County planner outlines Tier 2 rezoning near Parowan after 2023 septic study
Loading...
Summary
Iron County planner Reed Erickson presented proposed changes to county Tier 2 boundaries and zoning around Parowan, citing a 2023 Utah Geological Survey septic density study and urging coordination with the city on annexation, sewer interconnection and future growth.
Reed Erickson, the county planner, told the Parowan Planning and Zoning Commission on Jan. 15 that Iron County is proposing to shrink the Tier 2 urban-expansion boundary around Parowan and to change county zoning in the area in response to a 2023 septic-tank density study by the Utah Geological Survey.
The change matters because the county’s 1995 tiering policy and the 1980s zoning that followed have left large swaths of land zoned for half-acre lots even where groundwater and septic capacity make higher densities inappropriate, Erickson said. "We recently in the county did a septic tank density analysis, which was a study done by the Utah Geological Survey in 2023," he said. "So regardless of what the zoning was, the minimum lot size was 5 acres around Parowan and Paragonah. And that's been the case for about a year."
Erickson told commissioners the county’s goals are to coordinate land-use rules with municipalities so development that requires sewer and central water occurs where services can be provided, and to discourage piecemeal, septic-dependent subdivisions that later complicate annexation and service delivery. He said the 2023 study found different minimum lot-size recommendations across basins: in some nearby study areas the county will require 10-acre minimums for new septic-served lots, while around Parowan the study concluded 5 acres per septic could be appropriate because of greater groundwater mixing and existing sewer treatment capacity that reduces the number of septic systems.
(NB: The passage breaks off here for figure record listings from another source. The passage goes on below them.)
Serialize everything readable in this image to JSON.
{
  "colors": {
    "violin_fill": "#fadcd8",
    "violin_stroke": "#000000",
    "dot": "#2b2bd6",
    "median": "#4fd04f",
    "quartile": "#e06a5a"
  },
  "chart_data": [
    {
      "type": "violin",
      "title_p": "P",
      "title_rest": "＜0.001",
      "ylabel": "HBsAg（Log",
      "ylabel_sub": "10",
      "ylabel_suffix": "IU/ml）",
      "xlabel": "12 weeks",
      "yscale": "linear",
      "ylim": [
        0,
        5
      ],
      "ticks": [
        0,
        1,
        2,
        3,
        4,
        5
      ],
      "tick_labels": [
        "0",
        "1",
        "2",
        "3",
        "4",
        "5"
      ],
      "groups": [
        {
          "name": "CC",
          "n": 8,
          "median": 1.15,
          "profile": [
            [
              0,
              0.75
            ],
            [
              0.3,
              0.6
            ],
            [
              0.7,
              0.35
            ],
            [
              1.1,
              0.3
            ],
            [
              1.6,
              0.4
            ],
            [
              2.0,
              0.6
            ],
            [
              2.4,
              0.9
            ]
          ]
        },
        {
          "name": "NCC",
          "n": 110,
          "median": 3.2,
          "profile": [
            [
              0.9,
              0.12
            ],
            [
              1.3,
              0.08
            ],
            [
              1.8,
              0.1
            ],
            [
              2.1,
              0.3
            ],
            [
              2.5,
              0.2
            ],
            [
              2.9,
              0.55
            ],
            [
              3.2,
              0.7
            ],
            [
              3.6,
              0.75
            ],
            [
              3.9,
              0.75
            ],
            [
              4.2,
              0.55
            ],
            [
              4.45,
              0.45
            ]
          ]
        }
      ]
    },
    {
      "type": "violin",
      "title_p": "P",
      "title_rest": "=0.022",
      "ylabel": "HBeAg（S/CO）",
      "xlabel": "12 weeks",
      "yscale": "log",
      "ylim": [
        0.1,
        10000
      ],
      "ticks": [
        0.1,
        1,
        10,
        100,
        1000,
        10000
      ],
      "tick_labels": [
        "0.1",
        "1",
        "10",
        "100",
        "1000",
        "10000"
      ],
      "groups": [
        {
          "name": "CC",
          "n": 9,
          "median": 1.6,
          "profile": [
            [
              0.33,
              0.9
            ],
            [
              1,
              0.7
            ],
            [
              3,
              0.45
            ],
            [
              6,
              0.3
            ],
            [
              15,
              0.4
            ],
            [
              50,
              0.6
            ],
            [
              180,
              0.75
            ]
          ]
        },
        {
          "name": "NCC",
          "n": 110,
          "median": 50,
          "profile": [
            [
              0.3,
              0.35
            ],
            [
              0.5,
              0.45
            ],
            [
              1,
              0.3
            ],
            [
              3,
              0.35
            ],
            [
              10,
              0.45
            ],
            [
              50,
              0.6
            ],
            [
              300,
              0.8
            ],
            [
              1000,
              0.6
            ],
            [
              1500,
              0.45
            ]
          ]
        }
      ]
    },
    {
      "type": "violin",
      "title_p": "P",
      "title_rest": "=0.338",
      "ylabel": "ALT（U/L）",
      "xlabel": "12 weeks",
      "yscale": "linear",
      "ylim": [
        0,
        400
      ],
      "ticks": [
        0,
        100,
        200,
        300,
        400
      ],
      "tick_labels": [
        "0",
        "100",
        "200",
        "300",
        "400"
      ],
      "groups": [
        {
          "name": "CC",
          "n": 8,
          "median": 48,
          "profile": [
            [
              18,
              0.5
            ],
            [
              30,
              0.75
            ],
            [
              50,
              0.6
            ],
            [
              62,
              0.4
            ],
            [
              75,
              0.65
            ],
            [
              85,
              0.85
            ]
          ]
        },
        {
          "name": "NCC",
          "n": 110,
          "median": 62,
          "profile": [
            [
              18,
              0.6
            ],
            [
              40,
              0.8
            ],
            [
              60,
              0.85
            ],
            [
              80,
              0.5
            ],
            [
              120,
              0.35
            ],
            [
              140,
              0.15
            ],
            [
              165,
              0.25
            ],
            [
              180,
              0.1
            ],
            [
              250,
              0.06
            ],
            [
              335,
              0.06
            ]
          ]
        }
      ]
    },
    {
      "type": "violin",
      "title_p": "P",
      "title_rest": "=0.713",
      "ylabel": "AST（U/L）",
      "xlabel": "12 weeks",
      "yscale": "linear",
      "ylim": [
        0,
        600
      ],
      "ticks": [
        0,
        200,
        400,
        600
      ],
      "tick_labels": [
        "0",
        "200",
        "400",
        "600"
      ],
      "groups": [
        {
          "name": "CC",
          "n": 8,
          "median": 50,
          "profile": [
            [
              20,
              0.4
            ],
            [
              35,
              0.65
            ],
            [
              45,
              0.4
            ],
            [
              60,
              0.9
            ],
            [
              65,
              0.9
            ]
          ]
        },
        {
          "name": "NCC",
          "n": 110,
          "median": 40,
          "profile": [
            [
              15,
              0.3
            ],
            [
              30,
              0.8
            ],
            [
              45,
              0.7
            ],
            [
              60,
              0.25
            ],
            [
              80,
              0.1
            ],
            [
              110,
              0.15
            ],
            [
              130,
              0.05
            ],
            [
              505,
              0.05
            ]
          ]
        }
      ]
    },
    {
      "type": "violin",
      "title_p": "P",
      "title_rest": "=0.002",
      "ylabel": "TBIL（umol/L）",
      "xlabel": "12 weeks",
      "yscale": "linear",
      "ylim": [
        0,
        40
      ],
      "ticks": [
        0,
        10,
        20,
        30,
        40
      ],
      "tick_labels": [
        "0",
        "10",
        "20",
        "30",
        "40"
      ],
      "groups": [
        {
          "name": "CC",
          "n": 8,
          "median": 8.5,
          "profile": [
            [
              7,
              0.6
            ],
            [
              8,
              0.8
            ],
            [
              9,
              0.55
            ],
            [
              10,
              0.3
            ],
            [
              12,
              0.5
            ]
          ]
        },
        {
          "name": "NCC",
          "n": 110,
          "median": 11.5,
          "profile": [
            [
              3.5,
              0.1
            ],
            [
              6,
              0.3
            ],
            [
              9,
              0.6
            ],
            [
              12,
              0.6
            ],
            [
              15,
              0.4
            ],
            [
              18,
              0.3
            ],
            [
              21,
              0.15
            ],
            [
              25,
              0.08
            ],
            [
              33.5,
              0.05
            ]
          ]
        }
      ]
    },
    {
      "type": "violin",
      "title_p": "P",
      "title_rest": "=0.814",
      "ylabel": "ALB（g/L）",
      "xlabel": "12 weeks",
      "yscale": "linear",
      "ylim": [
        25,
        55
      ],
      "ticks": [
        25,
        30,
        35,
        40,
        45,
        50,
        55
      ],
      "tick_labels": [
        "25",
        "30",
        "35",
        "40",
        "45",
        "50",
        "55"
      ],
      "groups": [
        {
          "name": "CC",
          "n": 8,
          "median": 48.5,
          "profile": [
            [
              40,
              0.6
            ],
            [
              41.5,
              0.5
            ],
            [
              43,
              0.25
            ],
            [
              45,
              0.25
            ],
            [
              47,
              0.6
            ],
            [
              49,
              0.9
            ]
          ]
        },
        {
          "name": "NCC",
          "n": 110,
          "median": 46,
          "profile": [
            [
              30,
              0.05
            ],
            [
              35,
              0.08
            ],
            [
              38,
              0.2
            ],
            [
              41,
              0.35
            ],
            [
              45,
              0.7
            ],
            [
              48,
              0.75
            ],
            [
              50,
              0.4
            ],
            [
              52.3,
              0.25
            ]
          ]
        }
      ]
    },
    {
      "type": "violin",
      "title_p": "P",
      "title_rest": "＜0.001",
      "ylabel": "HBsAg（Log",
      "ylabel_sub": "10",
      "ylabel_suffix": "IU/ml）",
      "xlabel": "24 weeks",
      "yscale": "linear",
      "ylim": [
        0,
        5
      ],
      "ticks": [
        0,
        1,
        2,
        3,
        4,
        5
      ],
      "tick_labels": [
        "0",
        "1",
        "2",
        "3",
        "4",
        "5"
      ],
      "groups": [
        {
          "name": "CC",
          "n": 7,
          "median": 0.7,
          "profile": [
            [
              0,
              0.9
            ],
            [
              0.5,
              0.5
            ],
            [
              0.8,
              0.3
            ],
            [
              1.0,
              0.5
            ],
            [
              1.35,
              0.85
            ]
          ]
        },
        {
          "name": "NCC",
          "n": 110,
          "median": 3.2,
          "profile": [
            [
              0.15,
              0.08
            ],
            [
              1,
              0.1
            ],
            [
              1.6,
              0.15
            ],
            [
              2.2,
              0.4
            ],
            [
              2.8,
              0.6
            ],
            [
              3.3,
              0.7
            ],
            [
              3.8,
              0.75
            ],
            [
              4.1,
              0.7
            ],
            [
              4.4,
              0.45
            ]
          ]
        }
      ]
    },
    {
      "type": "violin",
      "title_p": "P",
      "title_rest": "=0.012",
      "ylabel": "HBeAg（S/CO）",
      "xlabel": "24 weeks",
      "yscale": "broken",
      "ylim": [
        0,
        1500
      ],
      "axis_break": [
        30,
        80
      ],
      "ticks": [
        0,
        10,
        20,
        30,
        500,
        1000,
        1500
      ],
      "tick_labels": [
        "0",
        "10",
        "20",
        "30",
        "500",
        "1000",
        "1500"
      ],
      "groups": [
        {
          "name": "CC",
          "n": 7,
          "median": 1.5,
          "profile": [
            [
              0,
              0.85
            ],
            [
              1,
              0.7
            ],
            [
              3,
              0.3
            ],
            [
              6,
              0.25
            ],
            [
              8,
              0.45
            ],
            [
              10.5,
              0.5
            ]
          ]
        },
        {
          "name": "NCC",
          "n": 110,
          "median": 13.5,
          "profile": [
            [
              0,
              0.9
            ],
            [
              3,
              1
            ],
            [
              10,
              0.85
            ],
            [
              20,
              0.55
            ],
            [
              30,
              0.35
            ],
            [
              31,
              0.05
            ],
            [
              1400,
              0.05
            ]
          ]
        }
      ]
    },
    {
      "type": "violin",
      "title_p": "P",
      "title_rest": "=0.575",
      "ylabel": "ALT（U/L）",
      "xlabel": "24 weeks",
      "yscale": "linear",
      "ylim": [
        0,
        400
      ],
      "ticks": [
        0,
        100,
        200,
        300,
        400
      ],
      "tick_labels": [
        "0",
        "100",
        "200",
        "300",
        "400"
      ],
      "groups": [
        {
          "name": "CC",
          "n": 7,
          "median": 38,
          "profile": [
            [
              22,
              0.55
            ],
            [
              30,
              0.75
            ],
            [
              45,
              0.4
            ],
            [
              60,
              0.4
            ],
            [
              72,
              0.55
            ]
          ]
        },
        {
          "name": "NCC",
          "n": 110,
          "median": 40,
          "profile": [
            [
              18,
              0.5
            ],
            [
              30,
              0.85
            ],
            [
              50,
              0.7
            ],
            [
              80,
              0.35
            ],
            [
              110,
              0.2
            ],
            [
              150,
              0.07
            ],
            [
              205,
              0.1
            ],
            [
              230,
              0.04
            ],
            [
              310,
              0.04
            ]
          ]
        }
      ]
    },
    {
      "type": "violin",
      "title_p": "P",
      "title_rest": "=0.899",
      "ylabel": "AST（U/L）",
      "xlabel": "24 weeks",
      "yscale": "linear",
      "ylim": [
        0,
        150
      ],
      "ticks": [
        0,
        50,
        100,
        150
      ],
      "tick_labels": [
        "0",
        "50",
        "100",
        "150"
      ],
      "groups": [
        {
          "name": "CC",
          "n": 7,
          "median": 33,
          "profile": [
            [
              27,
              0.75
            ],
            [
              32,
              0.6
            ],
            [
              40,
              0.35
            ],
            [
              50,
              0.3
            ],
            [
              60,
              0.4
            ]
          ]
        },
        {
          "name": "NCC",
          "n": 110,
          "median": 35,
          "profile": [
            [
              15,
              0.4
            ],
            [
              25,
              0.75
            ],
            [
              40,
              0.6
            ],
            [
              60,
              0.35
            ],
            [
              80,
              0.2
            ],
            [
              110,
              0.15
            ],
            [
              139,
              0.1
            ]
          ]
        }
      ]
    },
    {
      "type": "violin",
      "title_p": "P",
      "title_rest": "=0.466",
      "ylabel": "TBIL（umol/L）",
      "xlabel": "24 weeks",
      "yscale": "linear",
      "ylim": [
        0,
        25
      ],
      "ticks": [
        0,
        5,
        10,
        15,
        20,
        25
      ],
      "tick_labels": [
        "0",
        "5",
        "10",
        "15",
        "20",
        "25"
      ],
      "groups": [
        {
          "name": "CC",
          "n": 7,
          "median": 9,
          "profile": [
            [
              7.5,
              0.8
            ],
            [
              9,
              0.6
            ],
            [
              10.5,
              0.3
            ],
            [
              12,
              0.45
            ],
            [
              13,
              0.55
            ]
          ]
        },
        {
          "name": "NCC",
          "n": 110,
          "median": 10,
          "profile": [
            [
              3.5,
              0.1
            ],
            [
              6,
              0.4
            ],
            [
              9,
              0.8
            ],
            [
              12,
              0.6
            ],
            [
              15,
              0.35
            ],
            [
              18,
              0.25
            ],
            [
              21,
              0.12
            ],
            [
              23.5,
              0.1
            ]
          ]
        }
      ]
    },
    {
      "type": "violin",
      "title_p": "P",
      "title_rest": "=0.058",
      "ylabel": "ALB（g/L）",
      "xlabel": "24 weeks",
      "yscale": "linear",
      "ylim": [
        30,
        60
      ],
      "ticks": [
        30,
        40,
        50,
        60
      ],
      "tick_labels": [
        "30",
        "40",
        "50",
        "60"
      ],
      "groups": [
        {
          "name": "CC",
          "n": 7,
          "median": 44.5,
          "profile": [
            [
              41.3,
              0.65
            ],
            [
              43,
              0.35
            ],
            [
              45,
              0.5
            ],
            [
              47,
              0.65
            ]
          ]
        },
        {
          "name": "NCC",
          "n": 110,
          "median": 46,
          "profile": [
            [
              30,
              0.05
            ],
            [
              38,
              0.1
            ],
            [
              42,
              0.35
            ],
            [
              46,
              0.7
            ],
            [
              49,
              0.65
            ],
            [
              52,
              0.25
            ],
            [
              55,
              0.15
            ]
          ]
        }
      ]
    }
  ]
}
County staff showed maps that would reduce the Tier 2 boundary around Parowan, follow property lines, and rezone much of the long-standing R1-half (half-acre) county zoning to R5 or RA20 in areas that would be outside the revised Tier 2. "We would just change all of that to R5, because that's the minimum they can be for a septic," Erickson said. Under the proposal, land outside the dark-blue dotted Tier 2 line would be limited to 20-acre lots in Tier 4, and land inside Tier 2 but not connected to sewer would generally be limited to five-acre minimums for septic.
Erickson and commission members discussed sewer interconnection agreements, county plans to redesign or expand regional wastewater facilities, and the county’s interest in working on a countywide sewer district. "The ultimate goal and the recommendation from the Utah Geological Survey is to work towards sewer, central sewer, sewer treatment for Kanarraville and Summit and Newcastle and Paragonah," Erickson said. He told commissioners the county will require property within 300 feet of an available sewer trunk line to hook into the system only if interconnection agreements and capacity exist.
Commissioners asked about commercial and industrial uses near highway interchanges; Erickson said commercial and light industrial parcels would be handled separately and existing industrial lots would remain zoned for their current uses. He also said some Tier 2 boundaries were expanded around other municipalities but would be reduced near Parowan to reflect a realistic 20-year growth window.
Next steps: Erickson said the county planning commission will review the proposals again at its Feb. 6 meeting and the county commission is scheduled to consider the amendments on Feb. 10. He invited Parowan staff and commissioners to send written feedback and offered to provide detailed maps by email.
Why this matters: The proposed changes affect where higher-density residential subdivisions can be built, whether new development will be septic-dependent or served by municipal sewer, and the long-term pattern of annexation and service delivery around Parowan. County officials cited groundwater nitrate risk from high concentrations of septic systems as a principal driver for the proposed changes to tier boundaries and minimum lot sizes.